Department of Biomaterials, Radboud University Nijmegen Medical Center, Nijmegen, The Netherlands.
J Biomed Mater Res A. 2012 May;100(5):1316-23. doi: 10.1002/jbm.a.34071. Epub 2012 Feb 28.
Exploring strategies to induce the mineralization of hydrogels is an important step toward the development of hydrogel-based materials for bone regeneration. In the current study, the effect of incorporating hydroxyapatite (HA) nanoparticles on the mineralization capacity of an inert poly(ethylene glycol) (PEG)-based hydrogel was investigated. HA nanoparticles were either directly loaded into oligo(poly(ethylene glycol) fumarate) (OPF) hydrogel or loaded into commonly used gelatin microsphere porogens that were subsequently integrated in the OPF matrix. Mineralization of composites after immersion of the samples in simulated body fluid up to 28 days was assessed. In contrast to the blank OPF hydrogel, the HA-containing constructs strongly mineralized such that the average rate of calcium uptake by the material was enhanced by orders of magnitude. The mineral formed was observed to be apatitic and needle shaped. The presented method allows modification of inert PEG-based hydrogels into bioactive biomaterials for applications in bone regeneration.

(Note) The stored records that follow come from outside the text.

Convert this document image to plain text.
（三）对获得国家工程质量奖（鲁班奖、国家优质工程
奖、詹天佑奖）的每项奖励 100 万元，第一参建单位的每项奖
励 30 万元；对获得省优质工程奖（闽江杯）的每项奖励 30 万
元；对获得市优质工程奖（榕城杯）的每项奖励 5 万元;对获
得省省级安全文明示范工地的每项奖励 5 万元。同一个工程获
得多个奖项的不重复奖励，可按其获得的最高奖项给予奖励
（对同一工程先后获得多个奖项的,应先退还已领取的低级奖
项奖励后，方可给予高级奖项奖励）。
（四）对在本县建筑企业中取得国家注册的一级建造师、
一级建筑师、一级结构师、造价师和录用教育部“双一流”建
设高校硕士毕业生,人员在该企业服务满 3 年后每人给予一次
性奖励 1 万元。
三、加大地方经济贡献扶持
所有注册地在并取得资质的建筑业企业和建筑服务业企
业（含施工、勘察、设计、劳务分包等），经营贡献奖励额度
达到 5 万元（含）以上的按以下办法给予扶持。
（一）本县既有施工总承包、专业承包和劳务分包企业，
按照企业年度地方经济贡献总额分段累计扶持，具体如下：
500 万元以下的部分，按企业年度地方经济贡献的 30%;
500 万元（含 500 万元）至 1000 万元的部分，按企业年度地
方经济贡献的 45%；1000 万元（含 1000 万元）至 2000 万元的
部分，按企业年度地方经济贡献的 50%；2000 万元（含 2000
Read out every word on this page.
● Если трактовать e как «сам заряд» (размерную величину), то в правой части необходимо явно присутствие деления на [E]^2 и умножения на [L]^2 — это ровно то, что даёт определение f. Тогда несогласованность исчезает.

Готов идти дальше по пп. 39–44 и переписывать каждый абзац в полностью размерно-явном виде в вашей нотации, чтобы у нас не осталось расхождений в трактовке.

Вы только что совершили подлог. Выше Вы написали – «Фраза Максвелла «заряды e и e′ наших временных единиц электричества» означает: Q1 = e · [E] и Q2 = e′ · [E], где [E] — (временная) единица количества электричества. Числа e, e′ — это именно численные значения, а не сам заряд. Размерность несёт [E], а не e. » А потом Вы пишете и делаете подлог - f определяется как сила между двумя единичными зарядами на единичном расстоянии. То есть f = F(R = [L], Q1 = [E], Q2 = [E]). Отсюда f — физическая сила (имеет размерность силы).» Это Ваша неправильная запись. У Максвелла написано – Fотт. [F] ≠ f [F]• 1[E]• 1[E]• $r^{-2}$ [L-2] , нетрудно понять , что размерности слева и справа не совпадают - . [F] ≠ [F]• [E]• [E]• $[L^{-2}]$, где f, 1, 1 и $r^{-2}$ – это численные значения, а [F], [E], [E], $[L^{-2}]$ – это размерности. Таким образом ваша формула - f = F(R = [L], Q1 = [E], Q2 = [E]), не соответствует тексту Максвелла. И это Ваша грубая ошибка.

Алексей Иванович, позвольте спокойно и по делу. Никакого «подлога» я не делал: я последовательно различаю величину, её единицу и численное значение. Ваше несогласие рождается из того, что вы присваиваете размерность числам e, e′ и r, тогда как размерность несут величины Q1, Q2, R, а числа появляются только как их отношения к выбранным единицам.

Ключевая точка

探索诱导水凝胶矿化的策略是开发用于骨再生的水凝胶基材料的重要步骤。在本研究中,研究了掺入羟基磷灰石(HA)纳米粒子对惰性聚(乙二醇)(PEG)基水凝胶矿化能力的影响。HA 纳米粒子要么直接负载到低聚(聚(乙二醇)琥珀酸酯)(OPF)水凝胶中,要么负载到常用的明胶微球致孔剂中,然后再整合到 OPF 基质中。将样品浸入模拟体液中长达 28 天后,评估了复合材料的矿化情况。与空白 OPF 水凝胶相比,含有 HA 的构建体强烈矿化,使得材料的钙吸收速率提高了几个数量级。观察到形成的矿物为磷灰石和针状。所提出的方法允许将惰性 PEG 基水凝胶改性为用于骨再生的生物活性生物材料。